Probably the most important financial decision you’ll ever make

Each person has their own way at looking at life and their own set of unique circumstances; therefore we believe that it is essential you obtain professional advice when it comes to generating an income for your retirement. If your pension fund is due to mature in the next twelve months, make sure you talk to us sooner rather than later to help ensure that you don’t miss out on the best pension arrangement available for your requirements. Here we explain why converting pension savings into an income is probably the most important financial decision you will ever make – and there is no second chance if you get it wrong.


If you have an occupational pension the company will usually provide you with a retirement income automatically. If you have private plans or certain types of workplace schemes, these funds will be used either to provide an income or give a percentage of the fund tax-free, using the remainder to generate an income.

It’s important to start thinking about your retirement well in advance. You should contact us at least twelve months prior to your intended retirement date. This will enable you to consider what your income requirements will be and also give us the time needed to research the best option available for you.

Time is also required to gather information, collect up-to-date fund valuations and, if applicable, see how any private pensions will complement the State and your workplace pensions.

You may find that you end up using your personal pension fund to buy an annuity from an insurer, swapping your accumulated pension fund for a guaranteed lifetime income.

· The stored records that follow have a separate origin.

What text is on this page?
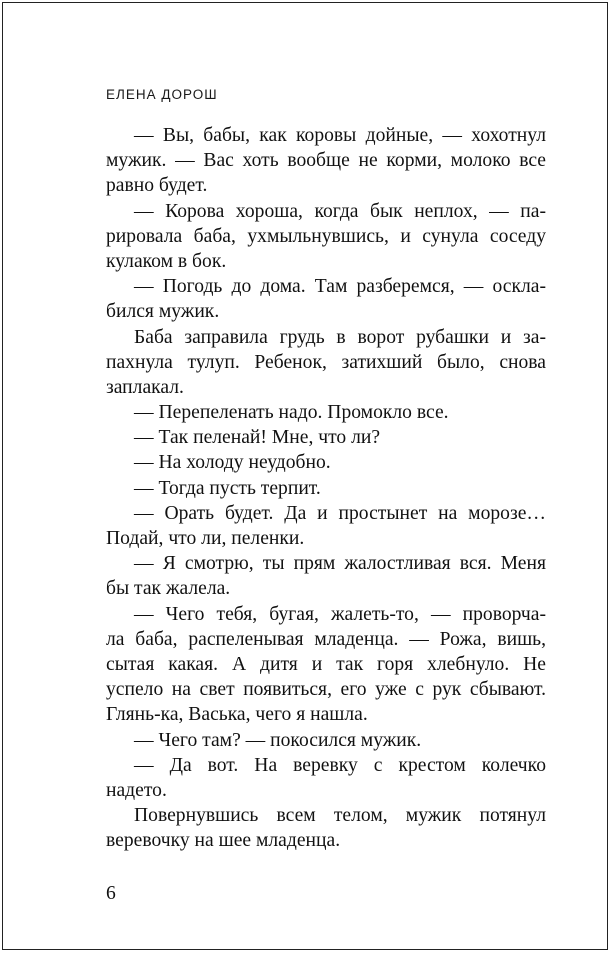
ЕЛЕНА ДОРОШ
— Вы, бабы, как коровы дойные, — хохотнул
мужик. — Вас хоть вообще не корми, молоко все
равно будет.
— Корова хороша, когда бык неплох, — па-
рировала баба, ухмыльнувшись, и сунула соседу
кулаком в бок.
— Погодь до дома. Там разберемся, — оскла-
бился мужик.
Баба заправила грудь в ворот рубашки и за-
пахнула тулуп. Ребенок, затихший было, снова
заплакал.
— Перепеленать надо. Промокло все.
— Так пеленай! Мне, что ли?
— На холоду неудобно.
— Тогда пусть терпит.
— Орать будет. Да и простынет на морозе…
Подай, что ли, пеленки.
— Я смотрю, ты прям жалостливая вся. Меня
бы так жалела.
— Чего тебя, бугая, жалеть-то, — проворча-
ла баба, распеленывая младенца. — Рожа, вишь,
сытая какая. А дитя и так горя хлебнуло. Не
успело на свет появиться, его уже с рук сбывают.
Глянь-ка, Васька, чего я нашла.
— Чего там? — покосился мужик.
— Да вот. На веревку с крестом колечко
надето.
Повернувшись всем телом, мужик потянул
веревочку на шее младенца.
6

It is also important to note that your pension provider is not always the one offering the best annuity rates. We can help you consider taking advantage of the Open Market Option (OMO), which involves searching the market place for the best possible annuity.

You must take into account any Guaranteed Annuity Rate (GAR) that may be offered by the existing scheme, as this ‘guarantee’ is usually valuable and will be lost on transfer. If you are taking your benefits before or after the selected retirement date, you may find the transfer value is subject to a penalty charge.

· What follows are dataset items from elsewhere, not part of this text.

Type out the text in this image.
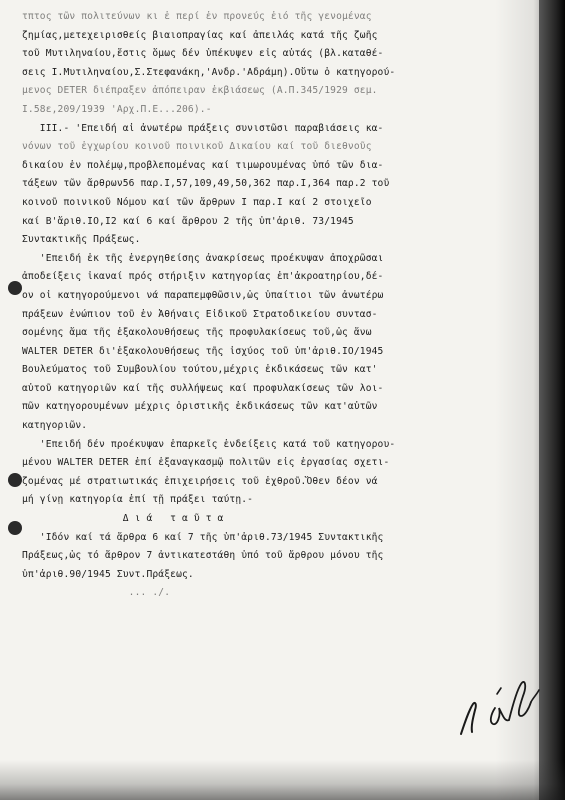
τπτος τῶν πολιτεύνων κι ἐ περί ἐν προνεύς ἐιό τῆς γενομένας
ζημίας,μετεχειρισθείς βιαιοπραγίας καί ἀπειλάς κατά τῆς ζωῆς
τοῦ Μυτιληναίου,ἔστις ὅμως δέν ὑπέκυψεν εἰς αὐτάς (βλ.καταθέ-
σεις Ι.Μυτιληναίου,Σ.Στεφανάκη,'Ανδρ.'Αδράμη).Οὕτω ὁ κατηγορού-
μενος DETER διέπραξεν ἀπόπειραν ἐκβιάσεως (Α.Π.345/1929 σεμ.
Ι.58ε,209/1939 'Αρχ.Π.Ε...206).-
ΙΙΙ.- 'Επειδή αἱ ἀνωτέρω πράξεις συνιστῶσι παραβιάσεις κα-
νόνων τοῦ ἐγχωρίου κοινοῦ ποινικοῦ Δικαίου καί τοῦ διεθνοῦς
δικαίου ἐν πολέμῳ,προβλεπομένας καί τιμωρουμένας ὑπό τῶν δια-
τάξεων τῶν ἄρθρων56 παρ.Ι,57,109,49,50,362 παρ.Ι,364 παρ.2 τοῦ
κοινοῦ ποινικοῦ Νόμου καί τῶν ἄρθρων Ι παρ.Ι καί 2 στοιχεῖο
καί Β'ἄριθ.ΙΟ,Ι2 καί 6 καί ἄρθρου 2 τῆς ὑπ'ἀριθ. 73/1945
Συντακτικῆς Πράξεως.
'Επειδή ἐκ τῆς ἐνεργηθείσης ἀνακρίσεως προέκυψαν ἀποχρῶσαι
ἀποδείξεις ἱκαναί πρός στήριξιν κατηγορίας ἐπ'ἀκροατηρίου,δέ-
ον οἱ κατηγορούμενοι νά παραπεμφθῶσιν,ὡς ὑπαίτιοι τῶν ἀνωτέρω
πράξεων ἐνώπιον τοῦ ἐν Ἀθήναις Εἰδικοῦ Στρατοδικείου συντασ-
σομένης ἅμα τῆς ἐξακολουθήσεως τῆς προφυλακίσεως τοῦ,ὡς ἄνω
WALTER DETER δι'ἐξακολουθήσεως τῆς ἰσχύος τοῦ ὑπ'ἀριθ.ΙΟ/1945
Βουλεύματος τοῦ Συμβουλίου τούτου,μέχρις ἐκδικάσεως τῶν κατ'
αὐτοῦ κατηγοριῶν καί τῆς συλλήψεως καί προφυλακίσεως τῶν λοι-
πῶν κατηγορουμένων μέχρις ὁριστικῆς ἐκδικάσεως τῶν κατ'αὐτῶν
κατηγοριῶν.
'Επειδή δέν προέκυψαν ἐπαρκεῖς ἐνδείξεις κατά τοῦ κατηγορου-
μένου WALTER DETER ἐπί ἐξαναγκασμῷ πολιτῶν εἰς ἐργασίας σχετι-
ζομένας μέ στρατιωτικάς ἐπιχειρήσεις τοῦ ἐχθροῦ.Ὅθεν δέον νά
μή γίνῃ κατηγορία ἐπί τῇ πράξει ταύτῃ.-
Δ ι ά   τ α ῦ τ α
'Ιδόν καί τά ἄρθρα 6 καί 7 τῆς ὑπ'ἀριθ.73/1945 Συντακτικῆς
Πράξεως,ὡς τό ἄρθρον 7 ἀντικατεστάθη ὑπό τοῦ ἄρθρου μόνου τῆς
ὑπ'ἀριθ.90/1945 Συντ.Πράξεως.
... ./.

A GAR is a fixed rate, written into your pension contract, at which you can convert your fund into an annuity irrespective of what OMO rates are doing at that time. There are normally some conditions written into the application of the GAR. It is usually only available at the scheme’s Selected Retirement Age, i.e. it will not apply if you retire early or late. It will normally only provide an annuity on your own life and often will not provide for post-retirement increases.

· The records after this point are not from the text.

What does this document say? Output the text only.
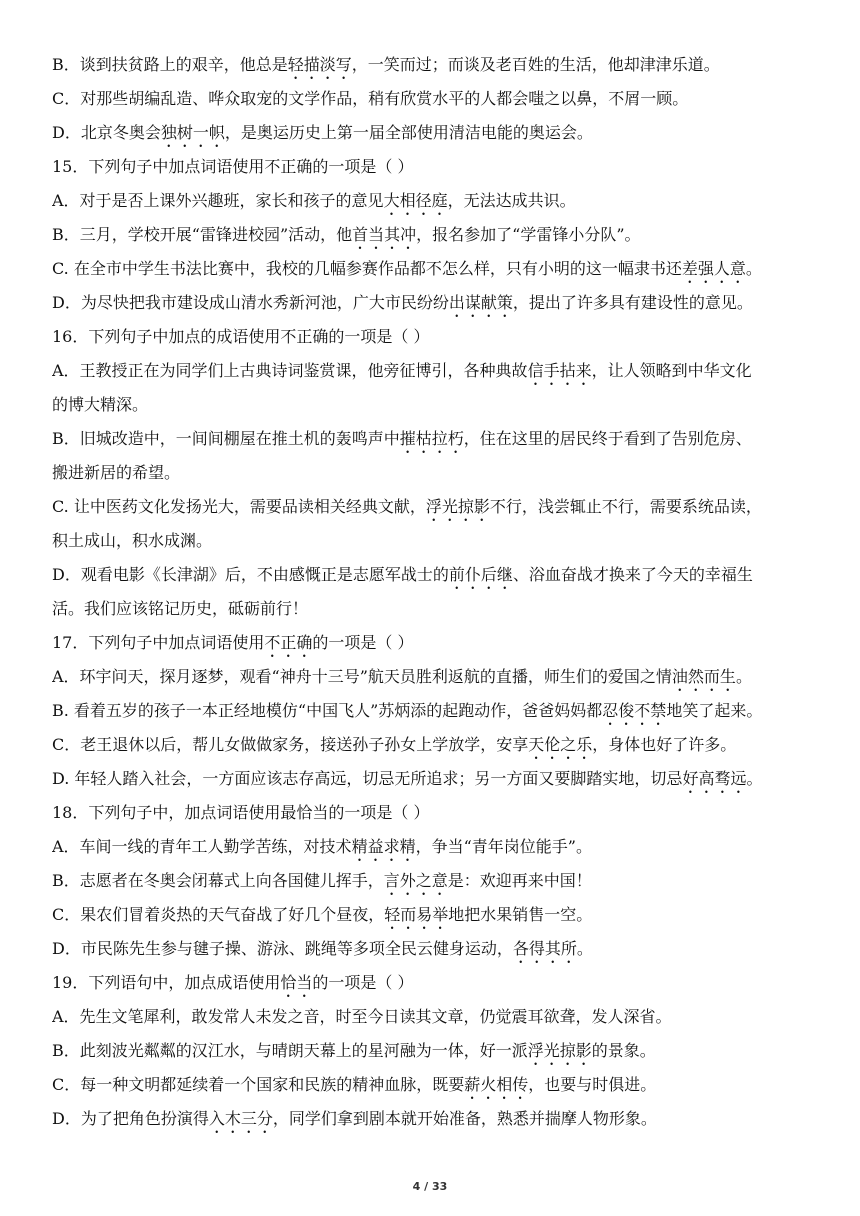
B．谈到扶贫路上的艰辛，他总是轻描淡写，一笑而过；而谈及老百姓的生活，他却津津乐道。
C．对那些胡编乱造、哗众取宠的文学作品，稍有欣赏水平的人都会嗤之以鼻，不屑一顾。
D．北京冬奥会独树一帜，是奥运历史上第一届全部使用清洁电能的奥运会。
15．下列句子中加点词语使用不正确的一项是（ ）
A．对于是否上课外兴趣班，家长和孩子的意见大相径庭，无法达成共识。
B．三月，学校开展“雷锋进校园”活动，他首当其冲，报名参加了“学雷锋小分队”。
C. 在全市中学生书法比赛中，我校的几幅参赛作品都不怎么样，只有小明的这一幅隶书还差强人意。
D．为尽快把我市建设成山清水秀新河池，广大市民纷纷出谋献策，提出了许多具有建设性的意见。
16．下列句子中加点的成语使用不正确的一项是（ ）
A．王教授正在为同学们上古典诗词鉴赏课，他旁征博引，各种典故信手拈来，让人领略到中华文化
的博大精深。
B．旧城改造中，一间间棚屋在推土机的轰鸣声中摧枯拉朽，住在这里的居民终于看到了告别危房、
搬进新居的希望。
C. 让中医药文化发扬光大，需要品读相关经典文献，浮光掠影不行，浅尝辄止不行，需要系统品读，
积土成山，积水成渊。
D．观看电影《长津湖》后，不由感慨正是志愿军战士的前仆后继、浴血奋战才换来了今天的幸福生
活。我们应该铭记历史，砥砺前行！
17．下列句子中加点词语使用不正确的一项是（ ）
A．环宇问天，探月逐梦，观看“神舟十三号”航天员胜利返航的直播，师生们的爱国之情油然而生。
B. 看着五岁的孩子一本正经地模仿“中国飞人”苏炳添的起跑动作，爸爸妈妈都忍俊不禁地笑了起来。
C．老王退休以后，帮儿女做做家务，接送孙子孙女上学放学，安享天伦之乐，身体也好了许多。
D. 年轻人踏入社会，一方面应该志存高远，切忌无所追求；另一方面又要脚踏实地，切忌好高骛远。
18．下列句子中，加点词语使用最恰当的一项是（ ）
A．车间一线的青年工人勤学苦练，对技术精益求精，争当“青年岗位能手”。
B．志愿者在冬奥会闭幕式上向各国健儿挥手，言外之意是：欢迎再来中国！
C．果农们冒着炎热的天气奋战了好几个昼夜，轻而易举地把水果销售一空。
D．市民陈先生参与毽子操、游泳、跳绳等多项全民云健身运动，各得其所。
19．下列语句中，加点成语使用恰当的一项是（ ）
A．先生文笔犀利，敢发常人未发之音，时至今日读其文章，仍觉震耳欲聋，发人深省。
B．此刻波光粼粼的汉江水，与晴朗天幕上的星河融为一体，好一派浮光掠影的景象。
C．每一种文明都延续着一个国家和民族的精神血脉，既要薪火相传，也要与时俱进。
D．为了把角色扮演得入木三分，同学们拿到剧本就开始准备，熟悉并揣摩人物形象。
4 / 33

If you are a member of a defined benefit scheme, where you know what retirement income you will receive based on income and length of service, you must begin to draw your pension on or before age 75. If you are a member of a money purchase occupational scheme, a personal pension plan or a stakeholder scheme, where premiums build up a lump sum, a lifetime annuity must be secured on or before age 75.

Unsecured Pensions are a popular alternative to buying a lifetime annuity. They allow you to draw an income from your pension fund while the fund remains invested.

Anyone in a personal or stakeholder pension scheme can use a USP. However, some pension schemes will not operate USPs for small funds. If you are in an occupational money purchase scheme, you may be able to use a USP if the scheme rules allow it. If you are in an employer’s scheme that doesn’t offer a USP and you want to use it, you must first transfer your pension rights from that scheme into a personal pension scheme.

Another alternative to an annuity at 75 is to put your funds into an Alternatively Secured Pension (ASP). This is an arrangement that can be used at age 75 to avoid buying an annuity if you believe this does not suit your needs or if you believe that better annuity terms may be available at a later date or you want to keep your pension fund invested under your control.

With an ASP, all your pension monies not invested in annuities or scheme pensions already in payment make up your ASP fund at age 75. Any capital growth or income arising from those assets are treated as part of the ASP fund. An income can then be drawn from the ASP fund and the member is free to vary the amount paid year-by-year within the specified limits. The minimum amount of income is 55 per cent and the maximum is 90 per cent of the amount that could have been bought at age 75. This rate is laid down in tables produced by the Government Actuaries Department (GAD). The maximum amount must be recalculated each year at the beginning of the pension year.

The first pension year runs from your 75th birthday. The recalculation is made by reference to the then current GAD tables for someone aged 75. Each year as you get older the maximum continues to be assessed as if you were still 75. You can stop your ASP at any time and apply your fund to buy an annuity.

The value of investments and the income from them can go down as well as up and you may not get back your original investment. Past performance is not an indication of future performance.